Fund Linked to Tiger 21 Invested in Madoff
Fund Linked to Tiger 21 Invested in Madoff
One of the more surprising investors on the Madoff list is the Muus Independence Fund. Muus Independence is a fund-of-funds linked to Tiger 21, the New York forum for wealthy investors.

tiger21.com
Tiger 21, as “Richistan” readers know, is a wealth peering group where people worth $10 million or more can meet regularly to give each other advice on everything from investments to family (mainly investments). The idea is to create a haven from the conflicts of Wall Street firms and banks, offering straight talk from other rich people rather than product pushing from other bankers.

Yet the Independence Fund appears to have blurred a line of independence at Tiger.
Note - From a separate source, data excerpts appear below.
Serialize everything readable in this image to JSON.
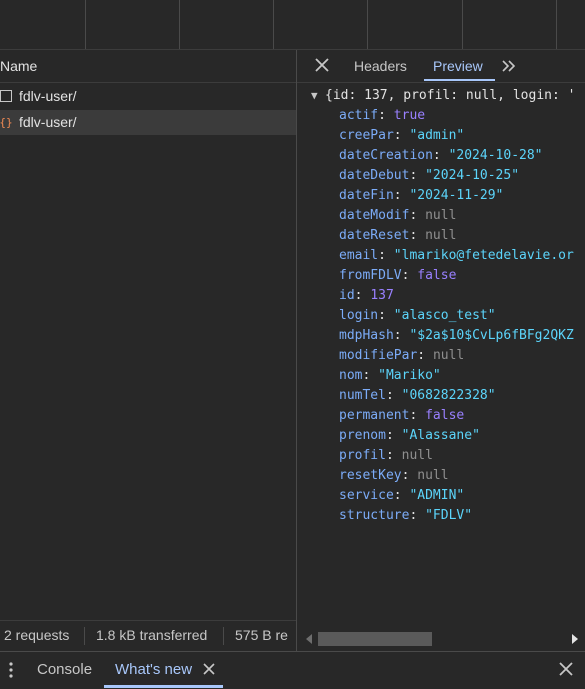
{
  "requests_panel": {
    "column_header": "Name",
    "items": [
      {
        "label": "fdlv-user/",
        "icon": "document-icon"
      },
      {
        "label": "fdlv-user/",
        "icon": "json-braces-icon"
      }
    ],
    "footer": {
      "requests": "2 requests",
      "transferred": "1.8 kB transferred",
      "resources": "575 B re"
    }
  },
  "preview_panel": {
    "tabs": [
      "Headers",
      "Preview"
    ],
    "active_tab": "Preview",
    "summary_line": "{id: 137, profil: null, login: '",
    "fields": [
      {
        "key": "actif",
        "value": "true",
        "type": "bool"
      },
      {
        "key": "creePar",
        "value": "\"admin\"",
        "type": "string"
      },
      {
        "key": "dateCreation",
        "value": "\"2024-10-28\"",
        "type": "string"
      },
      {
        "key": "dateDebut",
        "value": "\"2024-10-25\"",
        "type": "string"
      },
      {
        "key": "dateFin",
        "value": "\"2024-11-29\"",
        "type": "string"
      },
      {
        "key": "dateModif",
        "value": "null",
        "type": "null"
      },
      {
        "key": "dateReset",
        "value": "null",
        "type": "null"
      },
      {
        "key": "email",
        "value": "\"lmariko@fetedelavie.or",
        "type": "string"
      },
      {
        "key": "fromFDLV",
        "value": "false",
        "type": "bool"
      },
      {
        "key": "id",
        "value": "137",
        "type": "number"
      },
      {
        "key": "login",
        "value": "\"alasco_test\"",
        "type": "string"
      },
      {
        "key": "mdpHash",
        "value": "\"$2a$10$CvLp6fBFg2QKZ",
        "type": "string"
      },
      {
        "key": "modifiePar",
        "value": "null",
        "type": "null"
      },
      {
        "key": "nom",
        "value": "\"Mariko\"",
        "type": "string"
      },
      {
        "key": "numTel",
        "value": "\"0682822328\"",
        "type": "string"
      },
      {
        "key": "permanent",
        "value": "false",
        "type": "bool"
      },
      {
        "key": "prenom",
        "value": "\"Alassane\"",
        "type": "string"
      },
      {
        "key": "profil",
        "value": "null",
        "type": "null"
      },
      {
        "key": "resetKey",
        "value": "null",
        "type": "null"
      },
      {
        "key": "service",
        "value": "\"ADMIN\"",
        "type": "string"
      },
      {
        "key": "structure",
        "value": "\"FDLV\"",
        "type": "string"
      }
    ]
  },
  "drawer": {
    "tabs": [
      "Console",
      "What's new"
    ],
    "active_tab": "What's new"
  },
  "colors": {
    "accent": "#a8c7fa",
    "json_key": "#7cacf8",
    "json_string": "#5cd5fb",
    "json_number_bool": "#9980ff",
    "json_null": "#8f8f8f",
    "json_icon_orange": "#f28b54"
  }
}
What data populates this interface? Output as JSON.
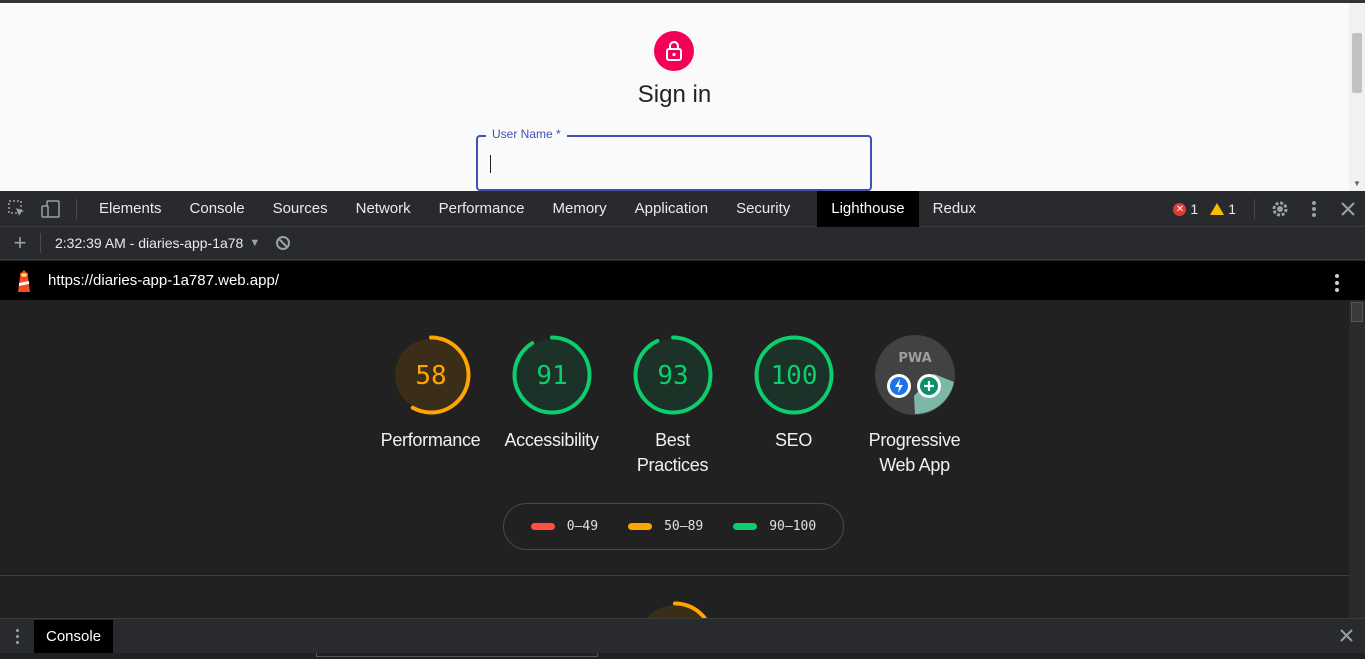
{
  "page": {
    "title": "Sign in",
    "username_label": "User Name *",
    "username_value": ""
  },
  "devtools": {
    "tabs": [
      {
        "label": "Elements",
        "active": false
      },
      {
        "label": "Console",
        "active": false
      },
      {
        "label": "Sources",
        "active": false
      },
      {
        "label": "Network",
        "active": false
      },
      {
        "label": "Performance",
        "active": false
      },
      {
        "label": "Memory",
        "active": false
      },
      {
        "label": "Application",
        "active": false
      },
      {
        "label": "Security",
        "active": false
      },
      {
        "label": "Lighthouse",
        "active": true
      },
      {
        "label": "Redux",
        "active": false
      }
    ],
    "errors": "1",
    "warnings": "1"
  },
  "lighthouse": {
    "report_name": "2:32:39 AM - diaries-app-1a78",
    "url": "https://diaries-app-1a787.web.app/",
    "scores": [
      {
        "score": 58,
        "label": "Performance",
        "color": "#ffa400",
        "bg": "#3b2e18"
      },
      {
        "score": 91,
        "label": "Accessibility",
        "color": "#0cce6b",
        "bg": "#1c3127"
      },
      {
        "score": 93,
        "label": "Best Practices",
        "color": "#0cce6b",
        "bg": "#1c3127"
      },
      {
        "score": 100,
        "label": "SEO",
        "color": "#0cce6b",
        "bg": "#1c3127"
      }
    ],
    "pwa": {
      "label": "Progressive Web App",
      "badge": "PWA"
    },
    "legend": [
      {
        "range": "0–49",
        "color": "#ff4e42"
      },
      {
        "range": "50–89",
        "color": "#ffa400"
      },
      {
        "range": "90–100",
        "color": "#0cce6b"
      }
    ]
  },
  "drawer": {
    "tab": "Console"
  }
}
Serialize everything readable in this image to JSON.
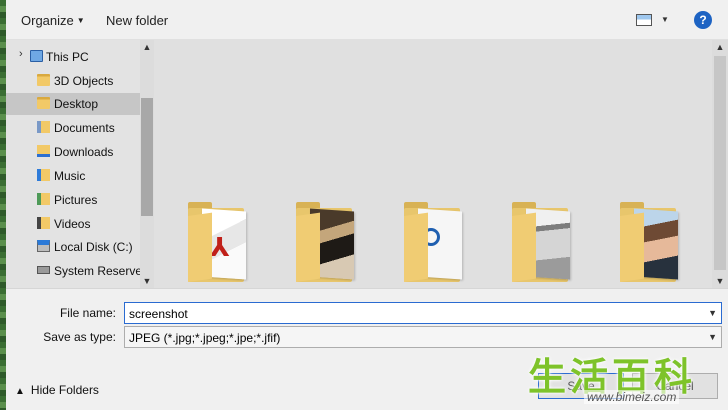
{
  "toolbar": {
    "organize_label": "Organize",
    "new_folder_label": "New folder",
    "view_icon": "view-options-icon",
    "help_label": "?"
  },
  "nav": {
    "items": [
      {
        "label": "This PC",
        "icon": "pc-icon"
      },
      {
        "label": "3D Objects",
        "icon": "folder-icon"
      },
      {
        "label": "Desktop",
        "icon": "folder-icon",
        "selected": true
      },
      {
        "label": "Documents",
        "icon": "documents-icon"
      },
      {
        "label": "Downloads",
        "icon": "downloads-icon"
      },
      {
        "label": "Music",
        "icon": "music-icon"
      },
      {
        "label": "Pictures",
        "icon": "pictures-icon"
      },
      {
        "label": "Videos",
        "icon": "videos-icon"
      },
      {
        "label": "Local Disk (C:)",
        "icon": "local-disk-icon"
      },
      {
        "label": "System Reserved",
        "icon": "drive-icon"
      }
    ]
  },
  "form": {
    "file_name_label": "File name:",
    "file_name_value": "screenshot",
    "save_type_label": "Save as type:",
    "save_type_value": "JPEG (*.jpg;*.jpeg;*.jpe;*.jfif)",
    "hide_folders_label": "Hide Folders",
    "save_label": "Save",
    "cancel_label": "Cancel"
  },
  "watermark": {
    "chars": "生活百科",
    "url": "www.bimeiz.com"
  },
  "colors": {
    "accent": "#2a6bd1",
    "help": "#1d63c3",
    "watermark": "#7ec32a"
  }
}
Michael Sonnenfeldt, Tiger’s founder, was also the principal owner of Muus. His fund included a number of Tiger members as investors, though Mr. Sonnenfeldt wouldn’t say how many.

Mr. Sonnenfeldt says the fund was “totally independent of Tiger 21″ and that he created a Chinese wall between the two. Tiger members weren’t required to invest with Muus. While the Independence Fund collected a fee, he says the fees were waved for Tiger members to avoid an economic conflict.

“Muus didn’t derive any economic benefit from Tiger members,” he says. He added that there was no overlap between the management of the fund and the management of Tiger.

The big question though is why get involved in selling financial products to members in the first place? Especially since Tiger prides itself on a lack of financial conflicts?

Mr. Sonnenfeldt said his hope for the fund was to leverage the buying power of Tiger members. But he said he decided to shut the fund down last year since it wasn’t worth the time and trouble–in part because it couldn’t generate fees from Tiger members.

As for investing with Mr. Madoff, Mr. Sonnenfeldt says he and the Muus team did as much due diligence as they could, analyzing monthly statements and examining its strategy. He said the Madoff investment represented only 7% of the fund’s total; he declined to give a dollar figure.

“With the benefit of hindsight, after any fraud is uncovered it always seems too good to be true,” he said. “But this was such an unusual set of circumstances and he had built up such a high level of credibility with so many experienced investors vouching for him.”

In the end, Mr. Sonnenfeldt says he is proud of the fact that none of the Tiger 21 members who had invested on their own with Madoff were wiped out by the fraud. The reason: Tiger’s so-called “portfolio review”–where members closely scrutinize each other’s holdings–discourages members from putting too much of their money in one investment.